We can compare the performance of the models by studying their MAE, RMSE and R-squared values side-by-side, making it very convenient.

```
# Create model_list
model_list <- list(random_forest = randomForestFit, glmnet = glmnetFit)
# Pass model_list to resamples(): resamples
resamples <- resamples(model_list)
resamples
# Summarize the results
summary(resamples)
```

Output:

```
Call:
summary.resamples(object = resamples)
Models: random_forest, glmnet
Number of resamples: 25
MAE
Min. 1st Qu. Median Mean 3rd Qu. Max. NA's
random_forest 1.827043 1.955185 2.227830 2.159293 2.325698 2.462633 0
glmnet 1.906341 2.115096 2.219258 2.256743 2.358562 2.839599 0
RMSE
Min. 1st Qu. Median Mean 3rd Qu. Max. NA's
random_forest 2.251769 2.464010 2.697926 2.668136 2.850605 3.100536 0
glmnet 2.323055 2.544948 2.697235 2.724706 2.819970 3.509943 0
Rsquared
Min. 1st Qu. Median Mean 3rd Qu. Max.
random_forest 4.784201e-02 0.07672433 0.117394 0.1296488 0.1714565 0.3358213
glmnet 8.322920e-07 0.06500280 0.126212 0.1350947 0.1709628 0.4315585
NA's
random_forest 0
glmnet 0
```

From above table, we can tell that the random forest model appears to be better model incoparison to glmnet.
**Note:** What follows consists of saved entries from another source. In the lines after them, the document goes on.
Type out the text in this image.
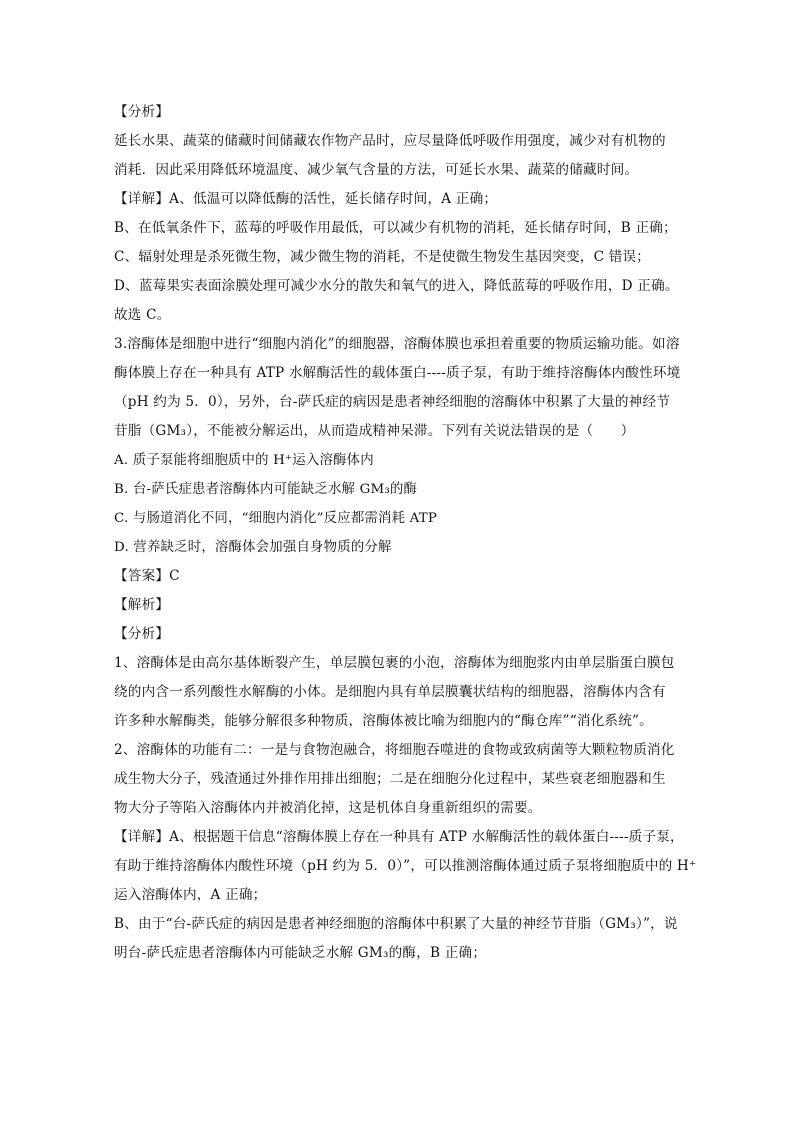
【分析】
延长水果、蔬菜的储藏时间储藏农作物产品时，应尽量降低呼吸作用强度，减少对有机物的
消耗．因此采用降低环境温度、减少氧气含量的方法，可延长水果、蔬菜的储藏时间。
【详解】A、低温可以降低酶的活性，延长储存时间，A 正确；
B、在低氧条件下，蓝莓的呼吸作用最低，可以减少有机物的消耗，延长储存时间，B 正确；
C、辐射处理是杀死微生物，减少微生物的消耗，不是使微生物发生基因突变，C 错误；
D、蓝莓果实表面涂膜处理可减少水分的散失和氧气的进入，降低蓝莓的呼吸作用，D 正确。
故选 C。
3.溶酶体是细胞中进行“细胞内消化”的细胞器，溶酶体膜也承担着重要的物质运输功能。如溶
酶体膜上存在一种具有 ATP 水解酶活性的载体蛋白----质子泵，有助于维持溶酶体内酸性环境
（pH 约为 5．0），另外，台-萨氏症的病因是患者神经细胞的溶酶体中积累了大量的神经节
苷脂（GM₃），不能被分解运出，从而造成精神呆滞。下列有关说法错误的是（　　）
A. 质子泵能将细胞质中的 H⁺运入溶酶体内
B. 台-萨氏症患者溶酶体内可能缺乏水解 GM₃的酶
C. 与肠道消化不同，“细胞内消化”反应都需消耗 ATP
D. 营养缺乏时，溶酶体会加强自身物质的分解
【答案】C
【解析】
【分析】
1、溶酶体是由高尔基体断裂产生，单层膜包裹的小泡，溶酶体为细胞浆内由单层脂蛋白膜包
绕的内含一系列酸性水解酶的小体。是细胞内具有单层膜囊状结构的细胞器，溶酶体内含有
许多种水解酶类，能够分解很多种物质，溶酶体被比喻为细胞内的“酶仓库”“消化系统”。
2、溶酶体的功能有二：一是与食物泡融合，将细胞吞噬进的食物或致病菌等大颗粒物质消化
成生物大分子，残渣通过外排作用排出细胞；二是在细胞分化过程中，某些衰老细胞器和生
物大分子等陷入溶酶体内并被消化掉，这是机体自身重新组织的需要。
【详解】A、根据题干信息“溶酶体膜上存在一种具有 ATP 水解酶活性的载体蛋白----质子泵，
有助于维持溶酶体内酸性环境（pH 约为 5．0）”，可以推测溶酶体通过质子泵将细胞质中的 H⁺
运入溶酶体内，A 正确；
B、由于“台-萨氏症的病因是患者神经细胞的溶酶体中积累了大量的神经节苷脂（GM₃）”，说
明台-萨氏症患者溶酶体内可能缺乏水解 GM₃的酶，B 正确；
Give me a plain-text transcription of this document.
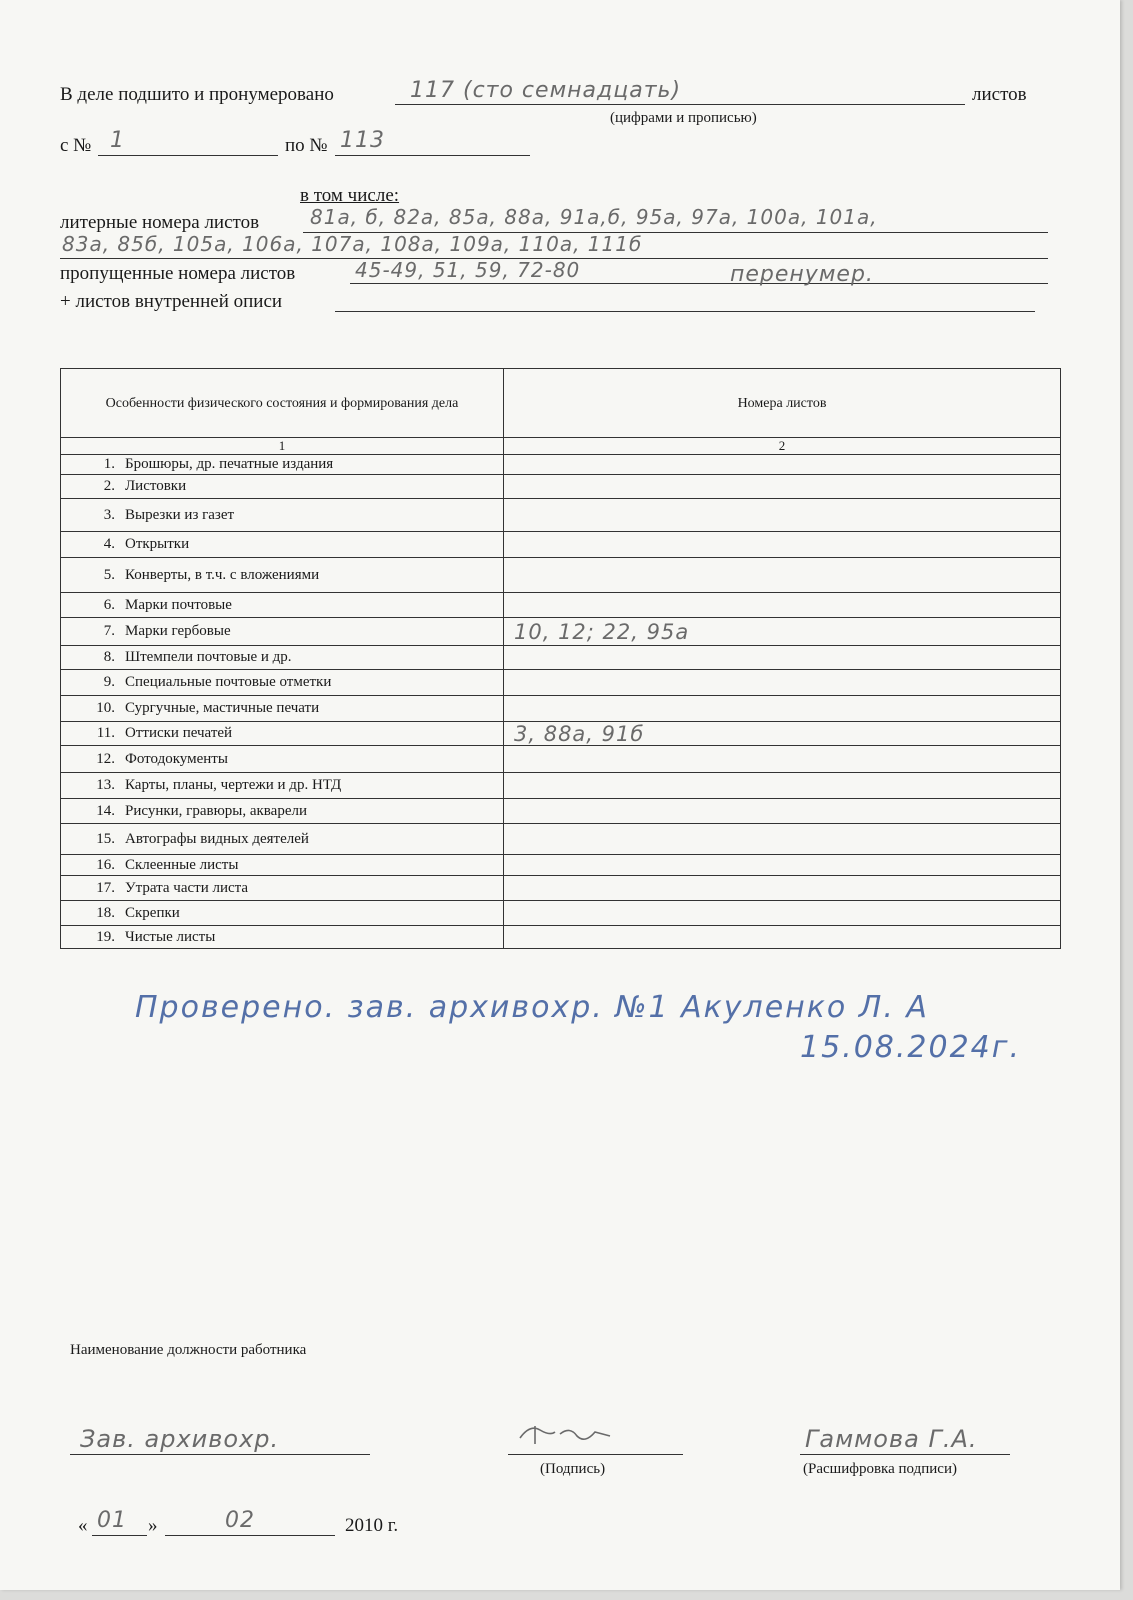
В деле подшито и пронумеровано	117 (сто семнадцать)	листов
(цифрами и прописью)
с № 1	по № 113
в том числе:
литерные номера листов	81а, б, 82а, 85а, 88а, 91а,б, 95а, 97а, 100а, 101а,
83а, 85б, 105а, 106а, 107а, 108а, 109а, 110а, 111б
пропущенные номера листов	45-49, 51, 59, 72-80	перенумер.
+ листов внутренней описи
Особенности физического состояния и формирования дела	Номера листов
1	2
1. Брошюры, др. печатные издания	
2. Листовки	
3. Вырезки из газет	
4. Открытки	
5. Конверты, в т.ч. с вложениями	
6. Марки почтовые	
7. Марки гербовые	10, 12; 22, 95а
8. Штемпели почтовые и др.	
9. Специальные почтовые отметки	
10. Сургучные, мастичные печати	
11. Оттиски печатей	3, 88а, 91б
12. Фотодокументы	
13. Карты, планы, чертежи и др. НТД	
14. Рисунки, гравюры, акварели	
15. Автографы видных деятелей	
16. Склеенные листы	
17. Утрата части листа	
18. Скрепки	
19. Чистые листы	
Проверено. зав. архивохр. №1 Акуленко Л. А
15.08.2024г.
Наименование должности работника
Зав. архивохр.
(Подпись)
Гаммова Г.А.
(Расшифровка подписи)
« 01 »	02	2010 г.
## plot models by MAE, R-squrared and RMSE

Similarly, we can visually inspect the models accuracies.

```
bwplot(resamples, metric = "RMSE")
dotplot(resamples, metric = "RMSE")
```

## Conclusion:

In this tutorial, real genetic markers and phenotype data were used in machine learning models: random forest and glmnet(lasso and ridge regression). Marker data were converted into numeric format and numerically imputed, prior to performing the supervised machine learning. Both models had a very close performance for this data set, but random forest did perform slightly better in comparison to glmet, and most importantly both models listed `marker703`

as the most important variable, which is astoudingly consistent with my `QTL`

analysis, that is the peak QTL marker was in LD with `marker703`

explaining highest phenotypic variance.